Communist Nicaragua Bans Catholic Holy Week Processions

Catholic faithfull reenact the Way of the Cross during Good Friday, in Masatepe, 50 km sou
INTI OCON/AFP via Getty Images

The authoritarian Sandinista regime of Nicaragua banned the nation’s Catholic Church from celebrating all Holy Week processions, ecclesiastical sources informed local media on Friday.

Catholics will mark Holy Week – the week containing Palm Sunday, Holy Thursday, and Good Friday preceding Easter – beginning on Palm Sunday, April 2.

Dictator Daniel Ortega has been engaging in an ongoing campaign against Christianity, and Catholicism specifically, for years, in response to the Church’s role in aiding pro-democracy dissidents and opposing his communist agenda. Nicaragua is about half Catholic and, including other denominations, 83 percent Christian.

The Ortega regime reportedly forbid the Catholic Church from carrying out its traditional Via Crucis (Stations of the Cross) processions in Nicaraguan streets, alleging “security reasons,” only permitting the Church to conduct their processions inside the premises of their corresponding churches or in the atrium of the parishes.

The regime has used the same “security” excuse to ban other Catholic processions and festivities in the past.

The celebration of the Via Crucis, a traditional Catholic procession during Holy Week that commemorates Jesus Christ’s last day on Earth prior to resurrection, had returned in Nicaragua in 2022 after a forced two-year absence following the outbreak of the Chinese coronavirus pandemic.

An unnamed member of the Catholic Church told the Nicaraguan newspaper La Prensa that after the Ash Wednesday Mass was over, members of the Nicaraguan police arrived to his church in Managua informing attendees that, due to “security reasons,” the church was not authorized to carry out the Stations of the Cross procession.

Several parish priests on condition of anonymity confirmed the information to Voice of America (VOA) on Friday.

“The suspension of the Stations of the Cross will be one of the worst blunders of the psychopaths,” a priest told VOA, referencing dictator Daniel Ortega and his wife, Rosario Murillo.

Ortega, who declared a “war” against the Vatican last September, dramatically ramped up his regime’s persecution of Catholicism in Nicaragua since 2022, arresting and banishing members of the Church, forcefully shutting down Catholic media throughout the country, and banning Nicaragua’s historic Catholic festivities.

Monsignor Rolando Álvarez, arrested in August 2022 after the Ortega regime carried out a police raid on his parish, was sentenced in February to 26 years in prison for “treason.” The priest was also stripped of his citizenship rights and Nicaraguan nationality for life, rendering him a stateless person.

Álvarez, an outspoken critic of the Ortega regime, was the first Catholic clergyman arrested by the Sandinista regime since Daniel Ortega returned to power in 2007.

Days before banning the Catholic Holy Week processions, Ortega lashed out once more against the Catholic Church, accusing the Vatican of being an “organized mafia.”

“They are a mafia, look at the crimes they have committed, how many crimes they have committed and they are still committing crimes every day and they are being crimes that they commit because they have absurd regulations,” Ortega said at an official event on February 21, “crimes that they commit in the financial field, they have a process right now in the Vatican, because they have embezzled millions, because they have always managed millions.”

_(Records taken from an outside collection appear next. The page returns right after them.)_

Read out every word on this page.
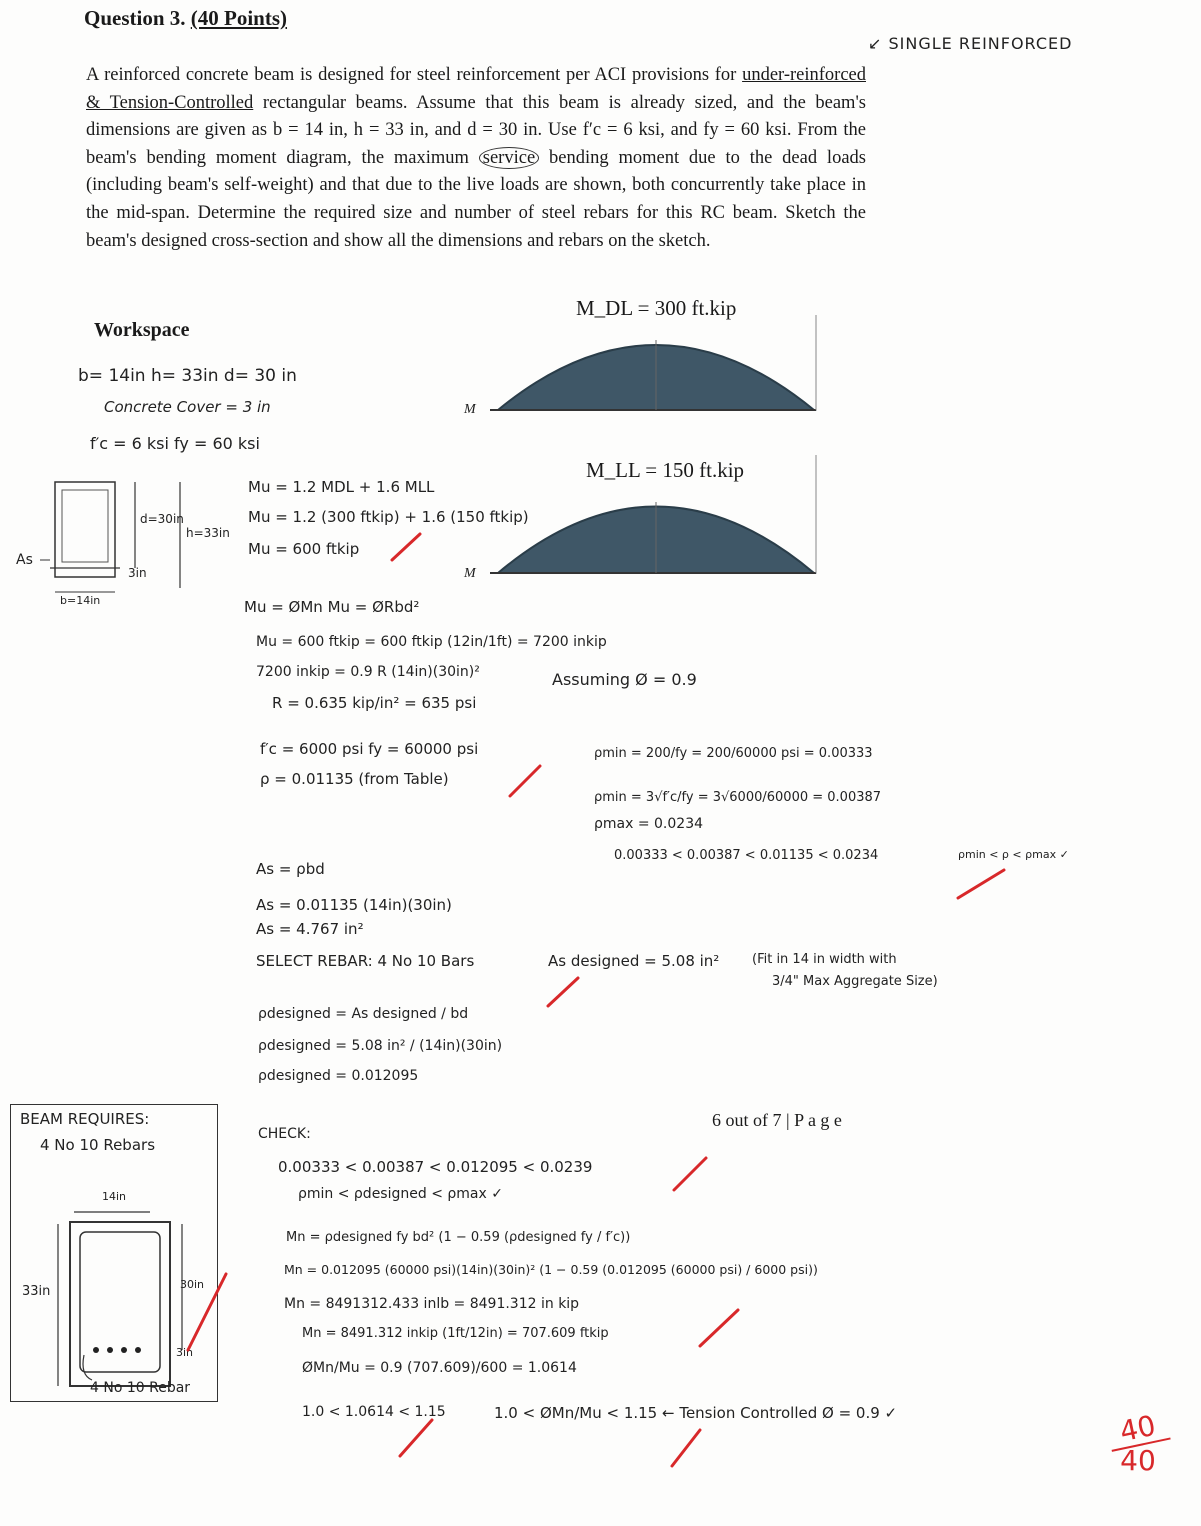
Question 3. (40 Points)
↙ SINGLE REINFORCED
A reinforced concrete beam is designed for steel reinforcement per ACI provisions for under-reinforced & Tension-Controlled rectangular beams. Assume that this beam is already sized, and the beam's dimensions are given as b = 14 in, h = 33 in, and d = 30 in. Use f′c = 6 ksi, and fy = 60 ksi. From the beam's bending moment diagram, the maximum service bending moment due to the dead loads (including beam's self-weight) and that due to the live loads are shown, both concurrently take place in the mid-span. Determine the required size and number of steel rebars for this RC beam. Sketch the beam's designed cross-section and show all the dimensions and rebars on the sketch.
Workspace
M_DL = 300 ft.kip
M_LL = 150 ft.kip
M
M
b= 14in h= 33in d= 30 in
Concrete Cover = 3 in
f′c = 6 ksi fy = 60 ksi
d=30in
h=33in
As
3in
b=14in
Mu = 1.2 MDL + 1.6 MLL
Mu = 1.2 (300 ftkip) + 1.6 (150 ftkip)
Mu = 600 ftkip
Mu = ØMn Mu = ØRbd²
Mu = 600 ftkip = 600 ftkip (12in/1ft) = 7200 inkip
7200 inkip = 0.9 R (14in)(30in)²	Assuming Ø = 0.9
R = 0.635 kip/in² = 635 psi
f′c = 6000 psi fy = 60000 psi
ρ = 0.01135 (from Table)
ρmin = 200/fy = 200/60000 psi = 0.00333
ρmin = 3√f′c/fy = 3√6000/60000 = 0.00387
ρmax = 0.0234
0.00333 < 0.00387 < 0.01135 < 0.0234	ρmin < ρ < ρmax ✓
As = ρbd
As = 0.01135 (14in)(30in)
As = 4.767 in²
SELECT REBAR: 4 No 10 Bars	As designed = 5.08 in²	(Fit in 14 in width with
3/4" Max Aggregate Size)
ρdesigned = As designed / bd
ρdesigned = 5.08 in² / (14in)(30in)
ρdesigned = 0.012095
6 out of 7 | P a g e
BEAM REQUIRES:
4 No 10 Rebars
14in
33in	30in
3in
4 No 10 Rebar
CHECK:
0.00333 < 0.00387 < 0.012095 < 0.0239
ρmin < ρdesigned < ρmax ✓
Mn = ρdesigned fy bd² (1 − 0.59 (ρdesigned fy / f′c))
Mn = 0.012095 (60000 psi)(14in)(30in)² (1 − 0.59 (0.012095 (60000 psi) / 6000 psi))
Mn = 8491312.433 inlb = 8491.312 in kip
Mn = 8491.312 inkip (1ft/12in) = 707.609 ftkip
ØMn/Mu = 0.9 (707.609)/600 = 1.0614
1.0 < 1.0614 < 1.15	1.0 < ØMn/Mu < 1.15 ← Tension Controlled Ø = 0.9 ✓	40
40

In an interview given to the Nicaraguan newspaper Artículo 66 published on Friday, Nicaraguan priest Edwin Román, who has lived in exile in the United States since 2021, lamented the latest attack of the Ortega regime against the Catholic faith in Nicaragua.

“We are under a dictatorship that is persecuting the Church in all its manifestations of faith, devotions and religious traditions that are part of our faith as Catholics,” Father Román said.

The exiled priest recalled that the Sandinista regime has maintained a continued animosity towards the Catholic Church, which has firmly remained in opposition to the regime throughout its 4 decades of rule.

“Since the 80s, the persecution of the Catholic Church has existed under this dictatorship and it is getting worse and worse,” Father Román added. “We are at the limit and I don’t know what else we can expect. There are bishops in prison, they have burned images such as the blood of Christ so venerated in the cathedral, they have suppressed these processions, they have expelled religious and lay people.”

Lastly, the priest reassured that the latest actions of the Ortega regime will not stop Catholic faith in Nicaragua. “This is a time for the faithful to live this Lenten season with great intensity,” he concluded.